At breakfast, the dining room of the 70 Hectares Hotel begins to resemble the venue of a high-school reunion. Former tour surfers reconnect after what appears to have been a long time, and made evident by the prolonged hugs. Some seating choices and half-forced ‘how do you dos’ only confirm that some rivalries still linger. But if any tension is felt, the arrival of Jeremy Flores lightens up the mood. With diplomatic demeanor, he enthusiastically reveals the promising combination of the forecasted conditions and the way the sand chose to arrange itself along this stretch of coastline, before inviting the surfers down to the contest area for a briefing and to share feedback and/or ideas that may improve the competition format.
It’s mid-morning when contest director Miky Picon decides to call off the first two days of the waiting period. Out the front, the same bank is getting abused by much larger closeouts than the day before, and the challenging paddle-out has dissuaded most recreational surfers from removing surfboards off the racks of their camper vans.
As I walk up the dune, I notice Mikey Wright and Noa Deane assessing the conditions. I hear Noa say, “It gives me the shits”, but can only speculate on its context. A couple of hours later, he was punting over sections most people would safety-stance through.
While some surfers chose to surf down the coast at Capbreton — where the elusive Sealtooth was observed in the wild — quite a few invitees opted to familiarize themselves with the contest area.
Michel Bourez is a brute, plowing and carving through the unruly lineup, fighting power with even more power in the familiar, but not unimpressive manner he made himself known during his stint on tour.
Hughie Vaughn, the lightweight who brought your jaw to the floor in the last iteration of Stab High is still very much a “little psychopath”, and made his own skatepark out of the messy Culs Nus lineup.
Marc Lacomare and Kauli Vaast were superhuman in finding very long barrels on lefts that never seemed to materialize more than once at any given spot.

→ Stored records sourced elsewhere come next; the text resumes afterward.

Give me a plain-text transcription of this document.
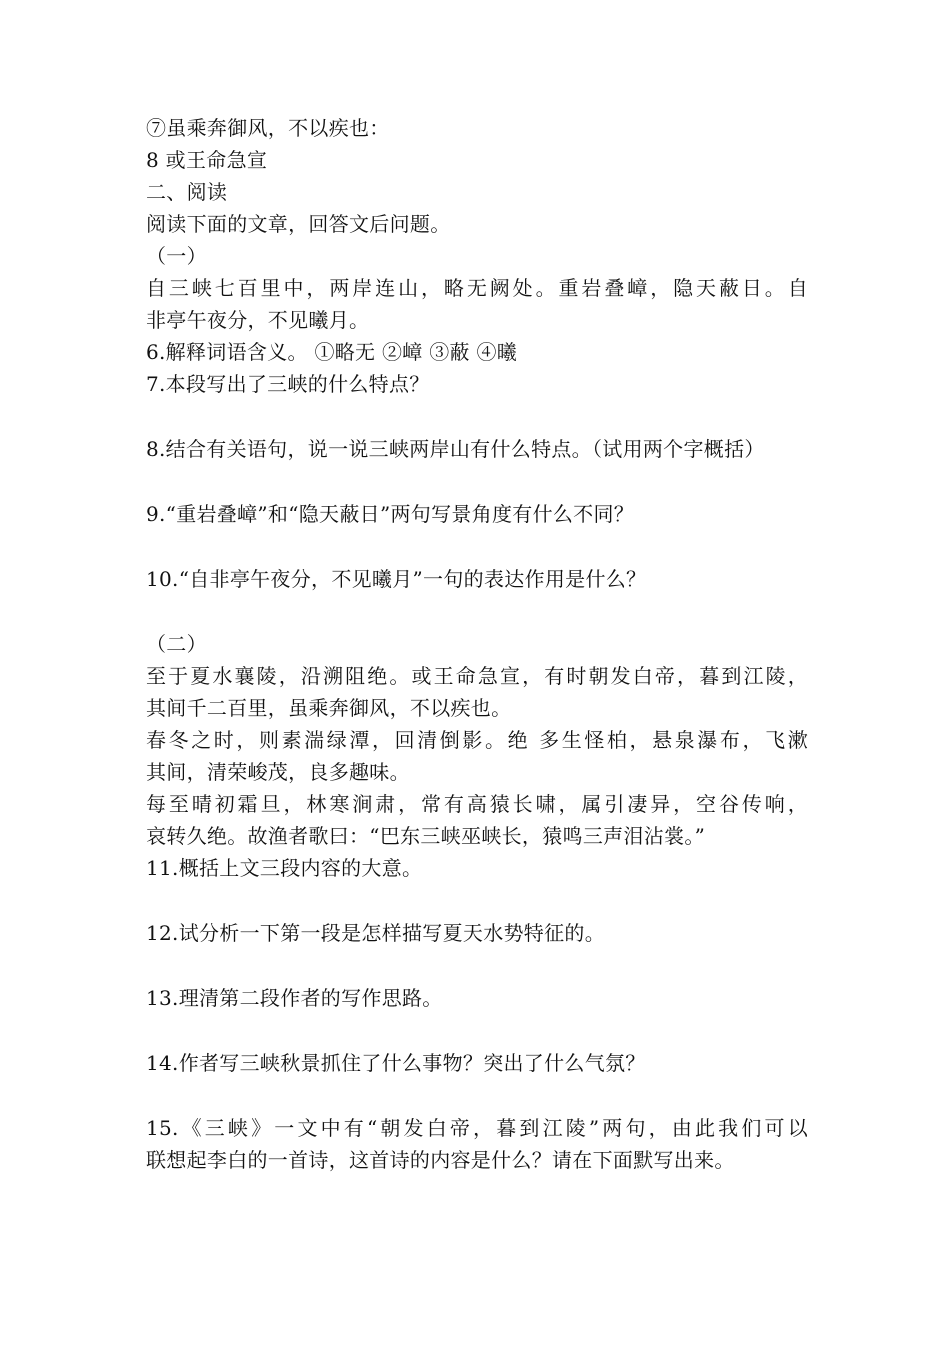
⑦虽乘奔御风，不以疾也：
8 或王命急宣
二、阅读
阅读下面的文章，回答文后问题。
（一）
自三峡七百里中，两岸连山，略无阙处。重岩叠嶂，隐天蔽日。自
非亭午夜分，不见曦月。
6.解释词语含义。 ①略无 ②嶂 ③蔽 ④曦
7.本段写出了三峡的什么特点？
8.结合有关语句，说一说三峡两岸山有什么特点。（试用两个字概括）
9.“重岩叠嶂”和“隐天蔽日”两句写景角度有什么不同？
10.“自非亭午夜分，不见曦月”一句的表达作用是什么？
（二）
至于夏水襄陵，沿溯阻绝。或王命急宣，有时朝发白帝，暮到江陵，
其间千二百里，虽乘奔御风，不以疾也。
春冬之时，则素湍绿潭，回清倒影。绝 多生怪柏，悬泉瀑布，飞漱
其间，清荣峻茂，良多趣味。
每至晴初霜旦，林寒涧肃，常有高猿长啸，属引凄异，空谷传响，
哀转久绝。故渔者歌曰：“巴东三峡巫峡长，猿鸣三声泪沾裳。”
11.概括上文三段内容的大意。
12.试分析一下第一段是怎样描写夏天水势特征的。
13.理清第二段作者的写作思路。
14.作者写三峡秋景抓住了什么事物？突出了什么气氛？
15.《三峡》一文中有“朝发白帝，暮到江陵”两句，由此我们可以
联想起李白的一首诗，这首诗的内容是什么？请在下面默写出来。
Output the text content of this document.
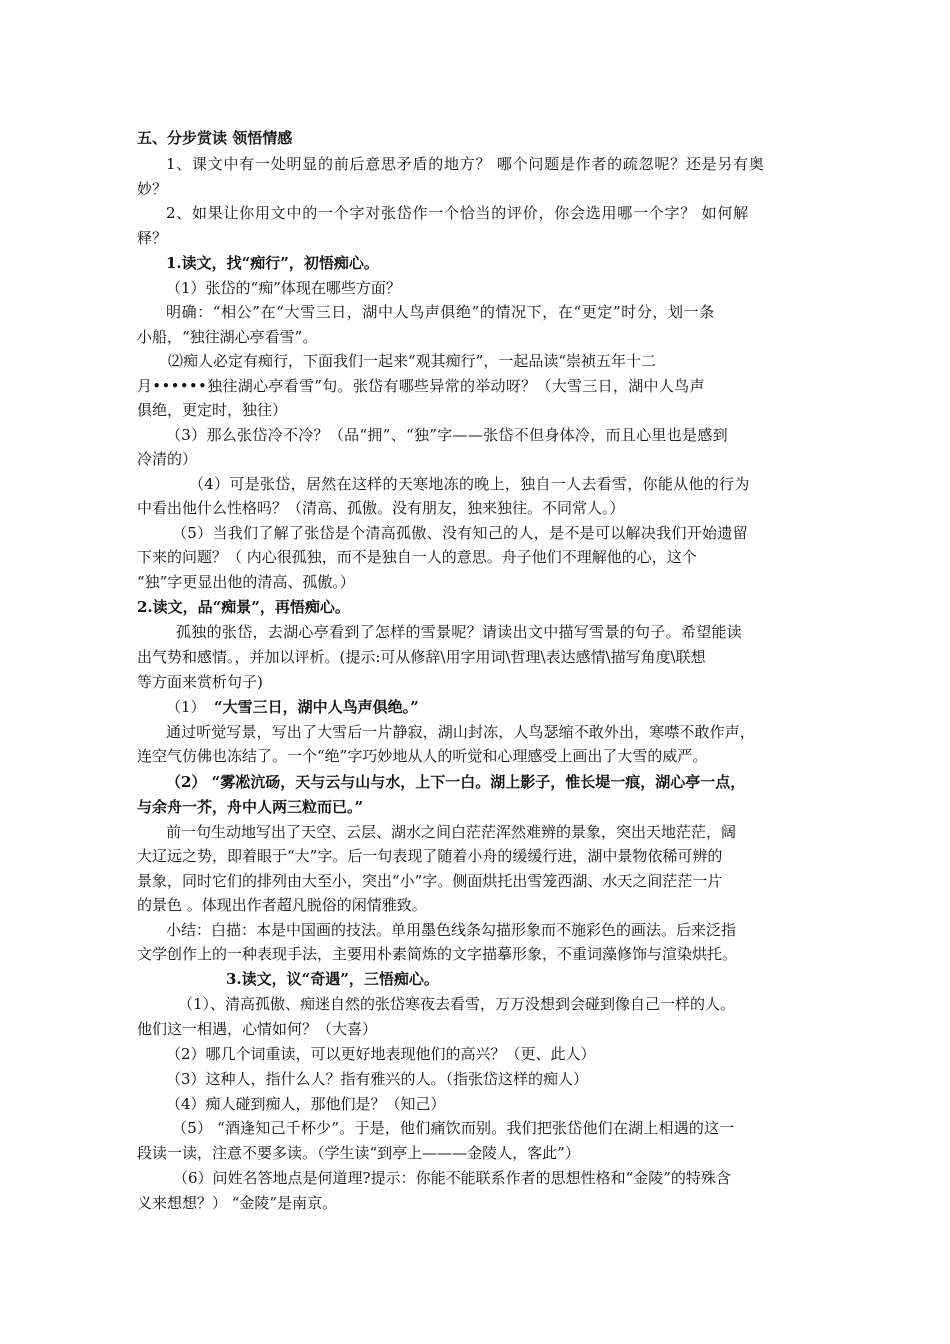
五、分步赏读 领悟情感
1、课文中有一处明显的前后意思矛盾的地方？ 哪个问题是作者的疏忽呢？还是另有奥
妙？
2、如果让你用文中的一个字对张岱作一个恰当的评价，你会选用哪一个字？ 如何解
释？
1.读文，找“痴行”，初悟痴心。
（1）张岱的“痴”体现在哪些方面？
明确：“相公”在“大雪三日，湖中人鸟声俱绝”的情况下，在“更定”时分，划一条
小船，“独往湖心亭看雪”。
⑵痴人必定有痴行，下面我们一起来“观其痴行”，一起品读“崇祯五年十二
月••••••独往湖心亭看雪”句。张岱有哪些异常的举动呀？（大雪三日，湖中人鸟声
俱绝，更定时，独往）
（3）那么张岱冷不冷？（品“拥”、“独”字——张岱不但身体冷，而且心里也是感到
冷清的）
（4）可是张岱，居然在这样的天寒地冻的晚上，独自一人去看雪，你能从他的行为
中看出他什么性格吗？（清高、孤傲。没有朋友，独来独往。不同常人。）
（5）当我们了解了张岱是个清高孤傲、没有知己的人，是不是可以解决我们开始遗留
下来的问题？（ 内心很孤独，而不是独自一人的意思。舟子他们不理解他的心，这个
“独”字更显出他的清高、孤傲。）
2.读文，品“痴景”，再悟痴心。
孤独的张岱，去湖心亭看到了怎样的雪景呢？请读出文中描写雪景的句子。希望能读
出气势和感情。，并加以评析。(提示:可从修辞\用字用词\哲理\表达感情\描写角度\联想
等方面来赏析句子)
（1） “大雪三日，湖中人鸟声俱绝。”
通过听觉写景，写出了大雪后一片静寂，湖山封冻，人鸟瑟缩不敢外出，寒噤不敢作声，
连空气仿佛也冻结了。一个“绝”字巧妙地从人的听觉和心理感受上画出了大雪的威严。
（2） “雾凇沆砀，天与云与山与水，上下一白。湖上影子，惟长堤一痕，湖心亭一点，
与余舟一芥，舟中人两三粒而已。”
前一句生动地写出了天空、云层、湖水之间白茫茫浑然难辨的景象，突出天地茫茫，阔
大辽远之势，即着眼于“大”字。后一句表现了随着小舟的缓缓行进，湖中景物依稀可辨的
景象，同时它们的排列由大至小，突出“小”字。侧面烘托出雪笼西湖、水天之间茫茫一片
的景色 。体现出作者超凡脱俗的闲情雅致。
小结：白描：本是中国画的技法。单用墨色线条勾描形象而不施彩色的画法。后来泛指
文学创作上的一种表现手法，主要用朴素简炼的文字描摹形象，不重词藻修饰与渲染烘托。
3.读文，议“奇遇”，三悟痴心。
（1）、清高孤傲、痴迷自然的张岱寒夜去看雪，万万没想到会碰到像自己一样的人。
他们这一相遇，心情如何？（大喜）
（2）哪几个词重读，可以更好地表现他们的高兴？（更、此人）
（3）这种人，指什么人？指有雅兴的人。（指张岱这样的痴人）
（4）痴人碰到痴人，那他们是？（知己）
（5） “酒逢知己千杯少”。于是，他们痛饮而别。我们把张岱他们在湖上相遇的这一
段读一读，注意不要多读。（学生读“到亭上———金陵人，客此”）
（6）问姓名答地点是何道理?提示：你能不能联系作者的思想性格和“金陵”的特殊含
义来想想？） “金陵”是南京。
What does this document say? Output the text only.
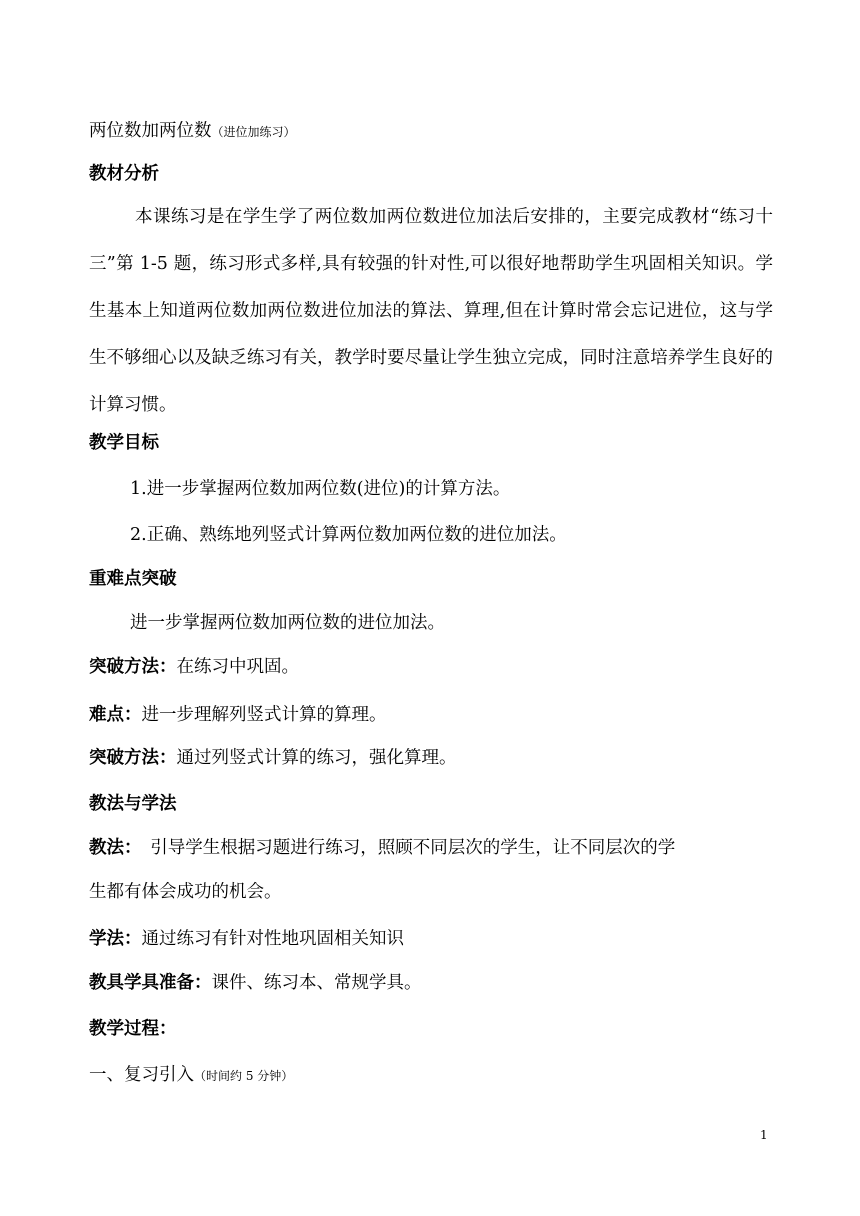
两位数加两位数（进位加练习）
教材分析

本课练习是在学生学了两位数加两位数进位加法后安排的，主要完成教材“练习十三”第 1-5 题，练习形式多样,具有较强的针对性,可以很好地帮助学生巩固相关知识。学生基本上知道两位数加两位数进位加法的算法、算理,但在计算时常会忘记进位，这与学生不够细心以及缺乏练习有关，教学时要尽量让学生独立完成，同时注意培养学生良好的计算习惯。

教学目标
1.进一步掌握两位数加两位数(进位)的计算方法。
2.正确、熟练地列竖式计算两位数加两位数的进位加法。
重难点突破
进一步掌握两位数加两位数的进位加法。
突破方法：在练习中巩固。
难点：进一步理解列竖式计算的算理。
突破方法：通过列竖式计算的练习，强化算理。
教法与学法
教法：　引导学生根据习题进行练习，照顾不同层次的学生，让不同层次的学
生都有体会成功的机会。
学法：通过练习有针对性地巩固相关知识
教具学具准备：课件、练习本、常规学具。
教学过程：
一、复习引入（时间约 5 分钟）
1
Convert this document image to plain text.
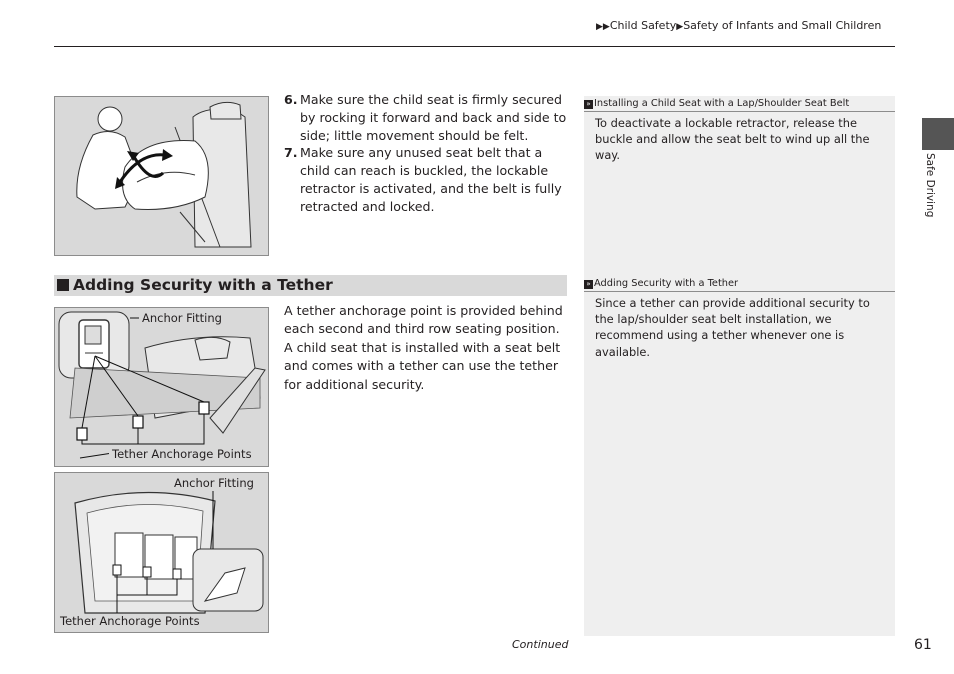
▶▶Child Safety▶Safety of Infants and Small Children

6. Make sure the child seat is firmly secured by rocking it forward and back and side to side; little movement should be felt.

7. Make sure any unused seat belt that a child can reach is buckled, the lockable retractor is activated, and the belt is fully retracted and locked.

Adding Security with a Tether
Anchor Fitting
Tether Anchorage Points

A tether anchorage point is provided behind each second and third row seating position. A child seat that is installed with a seat belt and comes with a tether can use the tether for additional security.

Anchor Fitting
Tether Anchorage Points
» Installing a Child Seat with a Lap/Shoulder Seat Belt

To deactivate a lockable retractor, release the buckle and allow the seat belt to wind up all the way.

» Adding Security with a Tether

Since a tether can provide additional security to the lap/shoulder seat belt installation, we recommend using a tether whenever one is available.

Safe Driving
Continued	61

By sundown, conditions were still unruly and two silhouettes could be seen out the back, hacking and slicing top-to-bottom on the fast-moving, solid rights. Quiksilver Festival teammates Aritz Aranburu (who seems to surf at least four times daily), and Vasco Ribeiro, looked intent on taking the contest’s ‘Best Combo’ and ‘Biggest Turn’ categories — Hawaiian style “plate lunch” and best turn (rail only), respectively.
With onshore winds and a peaking, unruly swell, Tuesday appeared as the ugly duckling of the otherwise idyllic forecast. Nevertheless, many of the surfers hopped into their courtesy AMG EQS Mercedes to find surfable corners.
Plage du Prévent proved to be a decent option. In the water, Josh Kerr and Noa Deane grumbled over the conditions in a conversation that has certainly happened a few times before at D’Bah, while his Ladybird daughter, Sierra, and Jackson Dorian hucked their tails towards Capbreton’s beachfront. Josh Kerr looked limber and whippy on a twin fin, while Deane was mostly pulling into closeouts on a bodyboard for giggles.
The Quiksilver Festival main event starts this Wednesday at 8AM CEST at Les Culs Nus. To end the day, Repeater, which you might’ve had the pleasure to watch before, will occupy much deserved silver screen square footage at Cinéma Le Rex, in Hossegor at 7:30PM, followed by a Q&A with its cast and crew. Free tickets are becoming scarce, but you might still be able to cop some from Boardriders Capbreton.
*Only applicable to WSL sanctioned events.